Isolation and characterization of an enzyme with beta-glucosidase and beta-fucosidase activities from Dalbergia cochinchinensis Pierre.

A glycosidase enzyme with both beta-glucosidase and beta-fucosidase activities has been purified from the seeds of Dalbergia cochinchinensis Pierre (Thai Rosewood) by ammonium sulfate fractionation, preparative isoelectric focusing, and Sephadex G-150 chromatography. The enzyme has molecular weights of 330,000 in the native state and 66,000 in the denatured state. Hydrolysis of p-NP-beta-D-glucoside and p-NP-beta-D -fucoside showed pH optimum at pH 5.0 and was inhibited by delta-gluconolactone, HgCl2, and p-chloromercuribenzoate. The Km and kcat values of the purified enzyme were 5.4 mM and 307 s-1 for p-NP-beta-D-glucoside and 0.54 mM and 151 s-1 for p-NP-beta-D-fucoside, so that the latter had by far the higher kcat/Km ratio. p-NP-beta-D-galactoside, p-NP-beta-D-xyloside, and p-NP-alpha-L-arabinoside were hydrolyzed more slowly.
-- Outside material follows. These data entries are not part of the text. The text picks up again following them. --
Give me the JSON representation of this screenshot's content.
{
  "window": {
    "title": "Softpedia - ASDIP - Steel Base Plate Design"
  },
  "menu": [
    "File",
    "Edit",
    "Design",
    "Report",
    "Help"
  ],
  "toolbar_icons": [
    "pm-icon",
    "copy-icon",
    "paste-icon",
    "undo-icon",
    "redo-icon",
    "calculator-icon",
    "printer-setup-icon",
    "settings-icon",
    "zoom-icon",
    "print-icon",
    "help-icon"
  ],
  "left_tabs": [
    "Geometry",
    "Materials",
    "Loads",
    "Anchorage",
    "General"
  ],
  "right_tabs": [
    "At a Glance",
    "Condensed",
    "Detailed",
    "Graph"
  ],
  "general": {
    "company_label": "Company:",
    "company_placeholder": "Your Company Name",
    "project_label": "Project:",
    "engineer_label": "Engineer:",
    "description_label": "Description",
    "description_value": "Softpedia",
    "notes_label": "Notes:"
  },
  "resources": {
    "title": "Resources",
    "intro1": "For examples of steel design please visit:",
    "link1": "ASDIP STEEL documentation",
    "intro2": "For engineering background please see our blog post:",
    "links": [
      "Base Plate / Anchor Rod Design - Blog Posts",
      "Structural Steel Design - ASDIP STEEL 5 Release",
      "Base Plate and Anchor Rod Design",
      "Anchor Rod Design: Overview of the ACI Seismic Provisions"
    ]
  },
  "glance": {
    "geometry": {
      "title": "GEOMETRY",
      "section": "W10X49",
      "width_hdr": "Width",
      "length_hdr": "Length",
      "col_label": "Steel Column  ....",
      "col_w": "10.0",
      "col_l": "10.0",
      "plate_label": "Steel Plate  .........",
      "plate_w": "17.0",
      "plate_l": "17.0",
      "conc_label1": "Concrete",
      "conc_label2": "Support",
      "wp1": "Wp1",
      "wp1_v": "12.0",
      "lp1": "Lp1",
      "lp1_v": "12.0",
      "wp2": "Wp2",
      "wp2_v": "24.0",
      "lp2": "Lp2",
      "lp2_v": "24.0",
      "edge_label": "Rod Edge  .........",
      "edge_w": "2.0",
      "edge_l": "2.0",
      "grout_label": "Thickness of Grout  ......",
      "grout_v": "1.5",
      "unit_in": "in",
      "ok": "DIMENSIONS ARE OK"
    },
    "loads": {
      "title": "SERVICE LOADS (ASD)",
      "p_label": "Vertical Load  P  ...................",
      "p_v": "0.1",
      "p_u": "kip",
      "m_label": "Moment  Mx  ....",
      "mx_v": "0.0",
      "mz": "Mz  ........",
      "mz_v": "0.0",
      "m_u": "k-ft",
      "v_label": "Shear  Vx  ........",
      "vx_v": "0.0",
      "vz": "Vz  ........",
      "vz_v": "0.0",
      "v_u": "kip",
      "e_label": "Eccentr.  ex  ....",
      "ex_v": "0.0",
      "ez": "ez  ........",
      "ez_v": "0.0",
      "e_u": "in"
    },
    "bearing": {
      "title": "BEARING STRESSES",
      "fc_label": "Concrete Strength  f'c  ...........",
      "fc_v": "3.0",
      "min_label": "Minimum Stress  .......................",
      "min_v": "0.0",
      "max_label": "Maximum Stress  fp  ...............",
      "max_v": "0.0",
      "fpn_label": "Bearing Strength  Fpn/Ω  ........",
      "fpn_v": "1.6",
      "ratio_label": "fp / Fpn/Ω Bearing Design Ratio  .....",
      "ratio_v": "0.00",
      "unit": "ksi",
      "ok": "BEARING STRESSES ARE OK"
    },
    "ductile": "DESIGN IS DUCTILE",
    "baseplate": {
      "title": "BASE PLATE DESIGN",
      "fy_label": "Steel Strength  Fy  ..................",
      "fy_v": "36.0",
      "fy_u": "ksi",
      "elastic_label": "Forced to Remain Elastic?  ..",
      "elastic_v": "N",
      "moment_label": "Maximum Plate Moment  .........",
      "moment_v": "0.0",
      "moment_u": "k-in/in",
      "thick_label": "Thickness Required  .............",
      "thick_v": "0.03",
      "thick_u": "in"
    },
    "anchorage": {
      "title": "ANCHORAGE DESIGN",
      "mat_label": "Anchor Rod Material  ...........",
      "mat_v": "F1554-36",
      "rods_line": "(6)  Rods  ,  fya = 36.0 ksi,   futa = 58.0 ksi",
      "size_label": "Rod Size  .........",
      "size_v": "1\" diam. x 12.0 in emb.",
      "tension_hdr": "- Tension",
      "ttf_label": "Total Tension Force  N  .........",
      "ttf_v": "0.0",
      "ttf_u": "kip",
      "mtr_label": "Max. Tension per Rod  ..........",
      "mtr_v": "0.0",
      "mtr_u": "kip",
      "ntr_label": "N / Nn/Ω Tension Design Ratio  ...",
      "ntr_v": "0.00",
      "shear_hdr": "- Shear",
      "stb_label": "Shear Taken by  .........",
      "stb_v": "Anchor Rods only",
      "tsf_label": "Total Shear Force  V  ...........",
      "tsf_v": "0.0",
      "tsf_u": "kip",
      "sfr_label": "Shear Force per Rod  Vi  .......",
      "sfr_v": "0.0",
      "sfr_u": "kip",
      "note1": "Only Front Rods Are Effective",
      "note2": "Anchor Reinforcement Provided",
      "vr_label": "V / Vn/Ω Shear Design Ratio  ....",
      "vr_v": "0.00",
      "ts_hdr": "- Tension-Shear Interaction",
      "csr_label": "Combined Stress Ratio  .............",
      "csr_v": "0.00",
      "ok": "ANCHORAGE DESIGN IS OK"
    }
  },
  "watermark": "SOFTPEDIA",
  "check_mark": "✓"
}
Hydrolysis of sophorose, laminaribiose, and gentiobiose were also rather slow, and hydrolysis of cellobiose was even slower. No hydrolysis of the cyanogenic glucosides linamarin or prunasin, but some hydrolysis of amygdalin and salicin was found. Further studies are required to identify the natural substrates of the enzyme. However, high yields, ease of purification, and storage stability of the enzyme make it a useful candidate for various applications, such as study of oligosaccharide synthesis by reversal of hydrolysis.